Pembaca yang budiman, pada tulisan yang lalu kita telah paparkan beberapa pelajaran berharga berkenaan dengan turunnya wahyu pertama. Masih ada beberapa hikmah di balik turunnya wahyu pertama yang belum kita ungkap. Di antara hikmah tersebut:
TIDAK MENAMBAH BEBAN ORANG YANG SEDANG DIRUNDUNG MASALAH
Dianjurkan untuk memberikan jalan keluar bagi yang mendapatkan masalah dalam kehidupannya, menyebutkan sebab-sebab yang bisa menyelamatkannya dari masalah itu.
Suatu kesalahan yang dilakukan oleh sebagian orang adalah ketika kawannya datang lalu berkonsultasi tentang masalah yang dihadapinya, dia tidak meringankan masalah tersebut, tetapi justru menambah bebannya. Dia tidak mengetahui dengan baik bahwa sahabatnya itu telah bercerita untuk mencari sebuah solusi, bukan untuk memperbesar masalah.
Perhatikan apa yang disebutkan oleh Khadijah radhiyallahu ‘anha,
وَاللَّهِ مَا يُخْزِيكَ اللَّهُ أَبَدًا، إِنَّكَ لَتَصِلُ الرَّحِمَ، وَتَحْمِلُ الكَلَّ، وَتَكْسِبُ المَعْدُومَ، وَتَقْرِي الضَّيْفَ، وَتُعِينُ عَلَى نَوَائِبِ الحَقِّ“Demi Allah, sungguh Allah tidak akan menghinakanmu selamanya. Sesungguhnya engkau adalah orang yang menyambung tali persaudaraan, suka menolong orang yang membutuhkan, membantu orang miskin, engkau juga suka menjamu tamu, dan membantu orang untuk menunaikan haknya."
Ini dikatakan oleh Khadijah radhiyallahu ‘anha, setelah beliau datang dan menceritakan masalahnya.
Demikian pula disebutkan dalam kisah Nabi Musa alaihissalam dengan seorang lelaki dari penduduk Madyan.[1] Ketika Musa alaihissalaam melarikan diri dari negerinya, dia pun kemudian sampai ke Negeri Madyan. Di sana beliau bertemu seorang lelaki. Musa pun kemudian menceritakan apa yang terjadi pada dirinya. Maka lelaki tersebut pun menghibur Nabi Musa alaihissalaam.

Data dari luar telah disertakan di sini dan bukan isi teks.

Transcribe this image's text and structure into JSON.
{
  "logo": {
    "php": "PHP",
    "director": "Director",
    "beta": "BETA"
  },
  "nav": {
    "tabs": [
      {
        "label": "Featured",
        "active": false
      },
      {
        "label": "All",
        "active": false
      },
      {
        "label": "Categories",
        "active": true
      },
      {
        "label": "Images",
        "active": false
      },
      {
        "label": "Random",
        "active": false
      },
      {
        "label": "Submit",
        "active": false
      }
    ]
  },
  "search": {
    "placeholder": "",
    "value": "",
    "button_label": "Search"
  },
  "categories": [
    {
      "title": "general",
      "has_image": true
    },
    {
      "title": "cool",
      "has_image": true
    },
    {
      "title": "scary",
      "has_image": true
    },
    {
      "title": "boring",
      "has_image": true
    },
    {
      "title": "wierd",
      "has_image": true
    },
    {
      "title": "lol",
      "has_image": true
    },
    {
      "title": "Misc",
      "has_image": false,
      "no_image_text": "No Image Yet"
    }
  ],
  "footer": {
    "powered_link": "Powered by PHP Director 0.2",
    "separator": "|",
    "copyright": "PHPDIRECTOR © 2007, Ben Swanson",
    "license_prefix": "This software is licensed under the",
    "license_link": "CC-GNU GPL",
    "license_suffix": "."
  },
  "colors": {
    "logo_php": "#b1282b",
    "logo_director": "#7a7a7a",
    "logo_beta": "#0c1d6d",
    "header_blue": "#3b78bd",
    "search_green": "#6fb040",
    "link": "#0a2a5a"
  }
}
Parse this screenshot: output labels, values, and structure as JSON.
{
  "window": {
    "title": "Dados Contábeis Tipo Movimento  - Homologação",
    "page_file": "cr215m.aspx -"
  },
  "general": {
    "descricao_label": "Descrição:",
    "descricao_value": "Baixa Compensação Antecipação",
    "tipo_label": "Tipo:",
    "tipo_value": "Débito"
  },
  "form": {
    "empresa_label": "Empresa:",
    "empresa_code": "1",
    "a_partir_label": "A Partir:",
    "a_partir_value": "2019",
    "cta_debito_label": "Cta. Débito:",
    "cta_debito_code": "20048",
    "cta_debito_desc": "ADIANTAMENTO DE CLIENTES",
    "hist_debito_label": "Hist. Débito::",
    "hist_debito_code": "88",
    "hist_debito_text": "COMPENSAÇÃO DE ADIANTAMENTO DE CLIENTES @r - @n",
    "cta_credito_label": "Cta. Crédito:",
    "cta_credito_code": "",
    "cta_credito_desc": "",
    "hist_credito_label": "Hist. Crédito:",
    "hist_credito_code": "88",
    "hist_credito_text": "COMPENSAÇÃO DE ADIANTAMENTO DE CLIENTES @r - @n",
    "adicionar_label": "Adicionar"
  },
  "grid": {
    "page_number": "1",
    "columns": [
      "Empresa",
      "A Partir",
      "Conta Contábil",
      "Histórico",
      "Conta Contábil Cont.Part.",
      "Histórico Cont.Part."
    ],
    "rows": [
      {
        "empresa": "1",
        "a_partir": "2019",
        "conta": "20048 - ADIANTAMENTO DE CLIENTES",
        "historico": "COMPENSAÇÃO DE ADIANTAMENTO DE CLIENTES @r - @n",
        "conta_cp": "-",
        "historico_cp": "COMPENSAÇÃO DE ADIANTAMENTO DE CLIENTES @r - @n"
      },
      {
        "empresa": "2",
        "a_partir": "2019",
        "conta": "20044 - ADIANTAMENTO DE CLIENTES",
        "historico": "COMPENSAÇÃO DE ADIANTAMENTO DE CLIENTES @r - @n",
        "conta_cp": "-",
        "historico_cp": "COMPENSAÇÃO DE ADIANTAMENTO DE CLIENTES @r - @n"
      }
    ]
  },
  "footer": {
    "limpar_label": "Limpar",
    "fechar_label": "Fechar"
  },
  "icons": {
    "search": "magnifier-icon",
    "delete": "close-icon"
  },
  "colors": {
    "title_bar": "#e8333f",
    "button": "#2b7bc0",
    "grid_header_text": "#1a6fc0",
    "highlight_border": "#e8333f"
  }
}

فَجَاءَتْهُ إِحْدَاهُمَا تَمْشِي عَلَى اسْتِحْيَاءٍ قَالَتْ إِنَّ أَبِي يَدْعُوكَ لِيَجْزِيَكَ أَجْرَ مَا سَقَيْتَ لَنَا فَلَمَّا جَاءَهُ وَقَصَّ عَلَيْهِ الْقَصَصَ قَالَ لَا تَخَفْ نَجَوْتَ مِنَ الْقَوْمِ الظَّالِمِينَKemudian datanglah kepada Musa salah seorang dari kedua wanita itu berjalan dengan penuh malu. Ia berkata, "Sesungguhnya bapakku memanggil kamu agar ia memberi balasan terhadap (kebaikan)mu memberi minum (ternak) kami." Maka tatkala Musa mendatangi bapak wanita tadi dan menceritakan kepadanya cerita (mengenai dirinya), lelaki itu berkata, "Janganlah kamu takut. Kamu telah selamat dari orang-orang yang zalim itu.” (Al Qashash: 25)
Artinya hendaknya engkau tenangkan jiwamu dan engkau hapus rasa takutmu karena Allah telah menyelamatkanmu setelah sampai ke tempat ini.[2]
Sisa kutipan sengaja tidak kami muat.